Question

If ${\tan ^2}\theta + \sec \theta = 5$ , find $\cos \theta $ .

Answer 1

Hint: Firstly, use ${\tan ^2}\theta = {\sec ^2}\theta - 1$ . After that, a quadratic equation will be formed. By solving that quadratic equation, using the method of splitting the middle term, we will get max. two values of $\sec \theta $ . And by taking the reciprocal of $\sec \theta $ , we will get the value of $\cos \theta $ .

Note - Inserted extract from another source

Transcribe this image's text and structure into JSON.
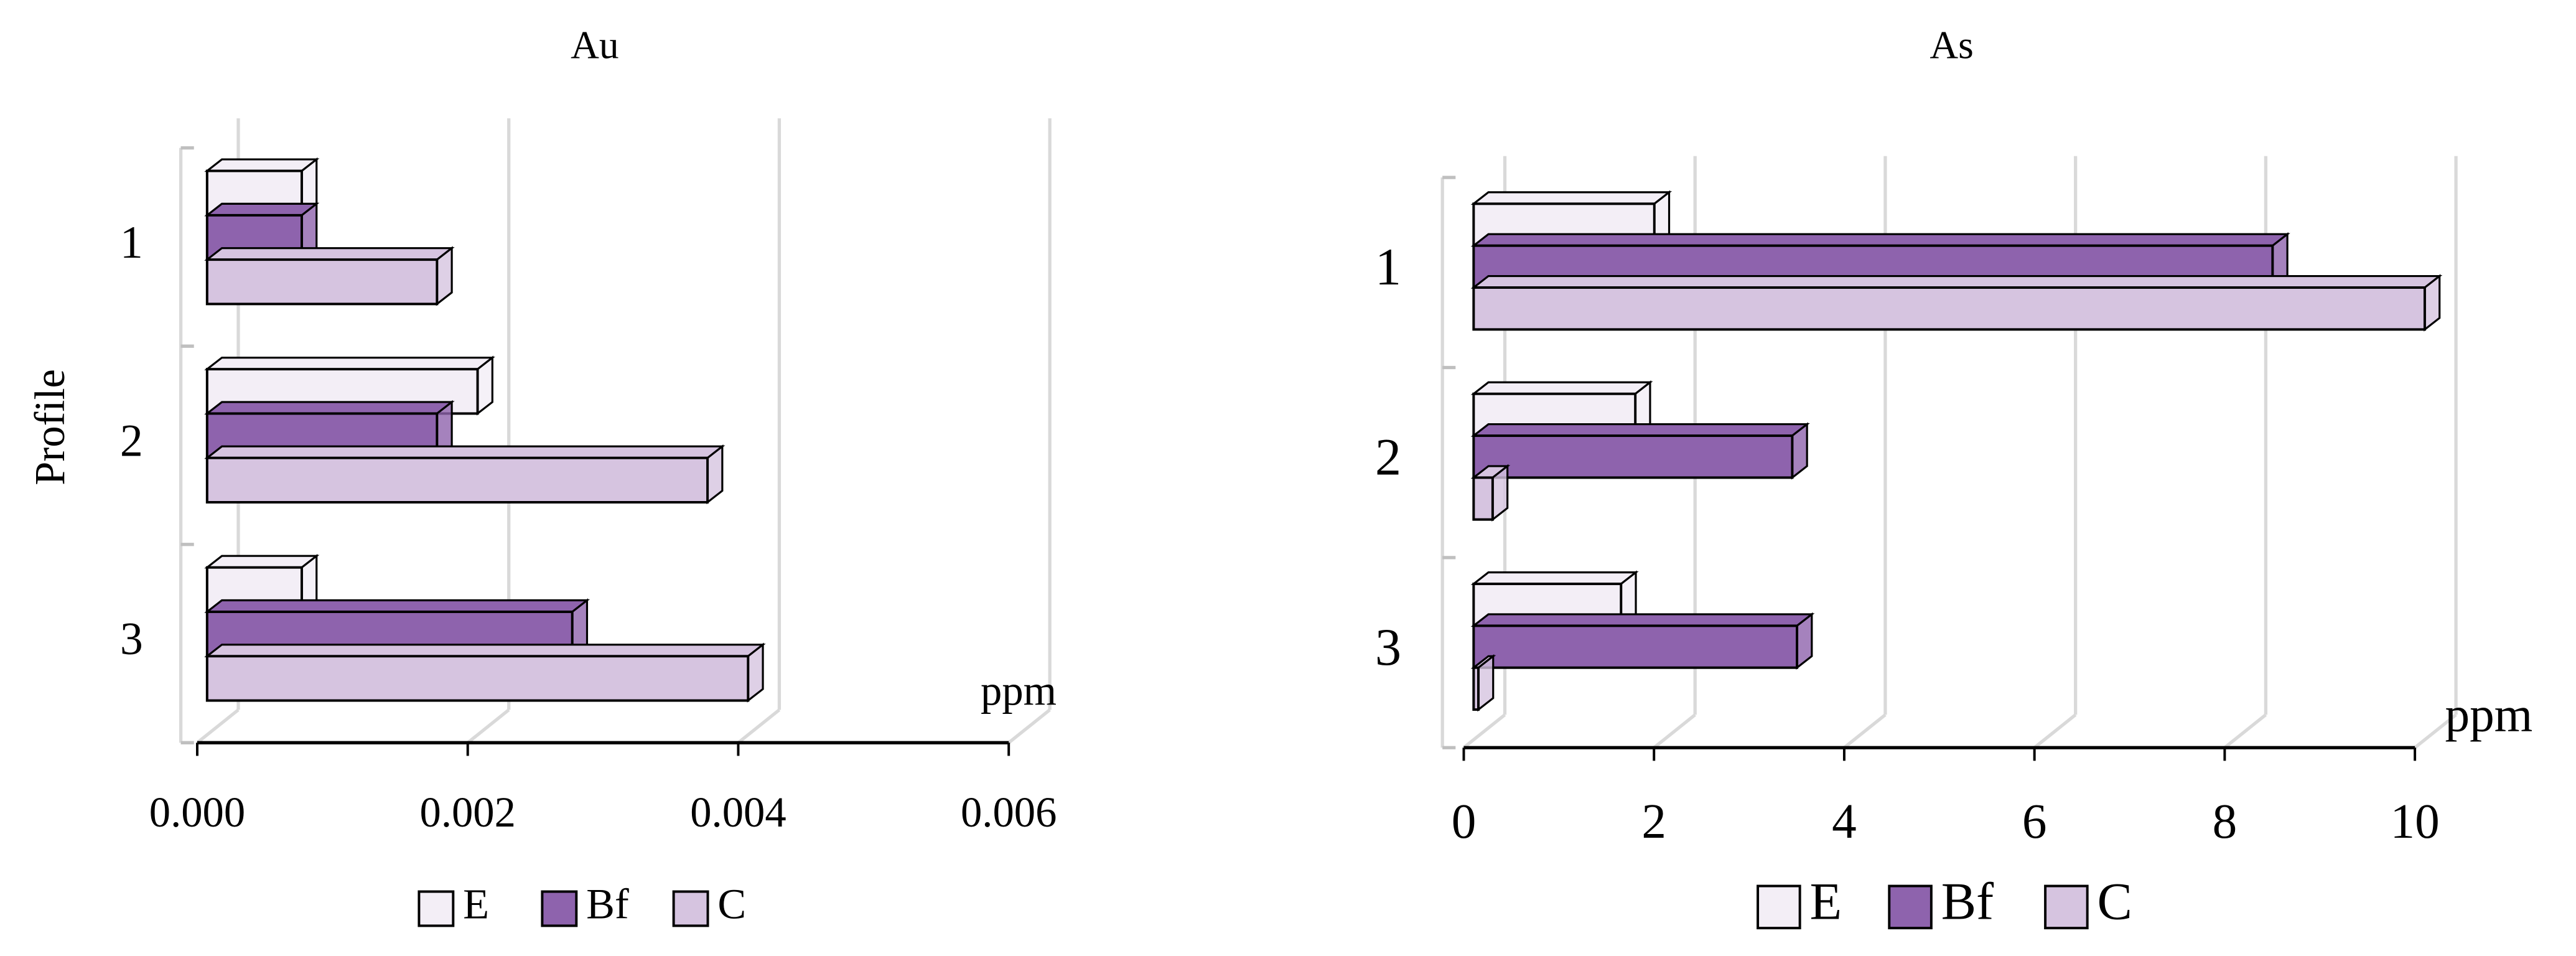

Complete step-by-step answer:
We have
 ${\tan ^2}\theta + \sec \theta = 5$
We know that, ${\tan ^2}\theta = {\sec ^2}\theta - 1$
 $
  \therefore {\sec ^2}\theta - 1 + \sec \theta - 5 = 0 \\
  \therefore {\sec ^2}\theta + \sec \theta - 6 = 0 \\
 $
Now, on splitting the middle term $\sec \theta $ as $3\sec \theta - 2\sec \theta $ we get,
 $
  {\sec ^2}\theta + 3\sec \theta - 2\sec \theta - 6 = 0 \\
  \therefore \sec \theta \left( {\sec \theta + 3} \right) - 2\left( {\sec \theta + 3} \right) = 0 \\
  \therefore \left( {\sec \theta + 3} \right)\left( {\sec \theta - 2} \right) = 0 \\
 $
 $\therefore \sec \theta + 3 = 0$ or $\sec \theta - 2 = 0$
 $\therefore \sec \theta = - 3$ or $\sec \theta = 2$
 $\therefore \dfrac{1}{{\cos \theta }} = - 3$ or $\dfrac{1}{{\cos \theta }} = 2$
 $\therefore \cos \theta = \dfrac{{ - 1}}{3}$ or $\cos \theta = \dfrac{1}{2}$
Thus, $\cos \theta = \dfrac{{ - 1}}{3}$ or $\cos \theta = \dfrac{1}{2}$ .

Note: Alternate Method:
We have
 ${\tan ^2}\theta + \sec \theta = 5$
We know that, ${\tan ^2}\theta = {\sec ^2}\theta - 1$
 $
  \therefore {\sec ^2}\theta - 1 + \sec \theta - 5 = 0 \\
  \therefore {\sec ^2}\theta + \sec \theta - 6 = 0 \\
 $
Now, from the above equation, \[a = 1\] , \[b = 1\] and \[c = - 6\] .
 $\therefore \Delta = \sqrt {{b^2} - 4ac} $
         $
   = \sqrt {{1^2} - 4\left( 1 \right)\left( { - 6} \right)} \\
   = \sqrt {1 + 24} \\
   = \sqrt {25} \\
   = 5 \\
 $
So, the roots of the equation are $\sec \theta = \dfrac{{ - b \pm \Delta }}{{2a}}$ .
 $\therefore \sec \theta = \dfrac{{ - b + \Delta }}{{2a}}$ or $\sec \theta = \dfrac{{ - b - \Delta }}{{2a}}$
 $\therefore \sec \theta = \dfrac{{ - 1 + 5}}{2}$ or $\sec \theta = \dfrac{{ - 1 - 5}}{2}$
 $\therefore \sec \theta = \dfrac{4}{2}$ or $\sec \theta = \dfrac{{ - 6}}{2}$
 $\therefore \sec \theta = 2$ or $\sec \theta = - 3$
 $\therefore \dfrac{1}{{\cos \theta }} = 2$ or $\dfrac{1}{{\cos \theta }} = - 3$
 $\therefore \cos \theta = \dfrac{1}{2}$ or $\cos \theta = \dfrac{{ - 1}}{3}$
Thus, $\cos \theta = \dfrac{{ - 1}}{3}$ or $\cos \theta = \dfrac{1}{2}$ .